The firm has teamed up with Professor Gordon Findlater, a Professor of Translation Anatomy at The School of Biomedical Sciences at the University of Edinburgh, to develop the Holographic 3D Anatomy Atlas, which is a joint collaboration.
It says the Atlas looks like a book, with physical pages that you can turn, and an integrated light. The light is used to bring out the holographic images which look spectacular as they pop right out of the page in full colour 3D. The hologram is explained on the opposite page using conventional 2D illustrations.
The image data used to create the Atlas has been sourced from CT, MRI, Ultrasound scans and specially created 3D models to replicate a true three-dimensional understanding of the underlying anatomy.
Holoxica says biomedical science now has access to a tool which gives trainee surgeons and clinicians a fresh perspective into identifying, diagnosing and treating a wide range of conditions like never before.
CEO Dr Javid Khan explained: “Medical students have often struggled with a deeper understanding of the relative positioning of complex anatomical structures, for example, the location of a vein in front of a nerve, which might be located behind a tendon.
“This is the level of pinpoint accuracy and detailed precision which the 3D digital Atlas offers. And since human visual perception is inherently 3D, viewing this information this way aids a better understanding of the underlying anatomy, as well as helping recollection and recall.
“Digital holograms contain a vast amount of information – a square millimetre holds around 24 Mbytes of data, which corresponds to all of the rays of light emitting from every direction to form a 3D image. By comparison, a typical smartphone has less than a thousand bytes of information in the same area.
The holograms are manufactured using a special holographic printing machine, which is used to make a master hologram. The master is then replicated with no loss of resolution or quality and the 3D Atlas takes shape from there.”
Holoxica hopes the 3D Anatomy Atlas will be used by universities around the world as a teaching aid for first and second year medical and anatomy students. For them, the challenge is understanding the true 3D nature of the underlying anatomy, so solving this issue will save considerable time and effort.
The feedback from students and teachers so far has been positive, with one professor of Anatomy saying that the technology would have saved him months of study as an undergraduate.

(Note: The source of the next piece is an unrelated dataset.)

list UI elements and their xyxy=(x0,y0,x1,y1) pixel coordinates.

Over the past five years, Holoxica has pioneered techniques for image processing 3D medical data from CT, MRI and Ultrasound scanners into full colour digital 3D Holograms. The company has made significant breakthroughs by creating a number of ‘world first’ digital hologram designs – among them –  a liver from Ultrasound Scan, brain fibres from MRI and lungs from CT scanning.
Dr Khan added: “Collating all this incredible data and developing the 3D Atlas is a natural progression for us.
“Every hologram image is illustrated and annotated on the opposite page of the atlas which contains 11 pages and 13 holograms. All but one of these pages contains a ‘channelling’ feature which enables the viewer to move around the hologram and see directly ‘inside’ organs where different layers are stripped away.”
Holoxica is teaming up with Scion Publishing, a renowned medical publisher, and Zebra Imaging, the leading manufacturer of digital holograms, to transform the 3D Anatomy Atlas prototype into a commercial product.
It’s also conducting research into a holographic 3D VIDEO display, which is being designed to view images in real-time as they are produced by medical scanners. This project has support from the EU Horizon2020 SME Instrument Programme.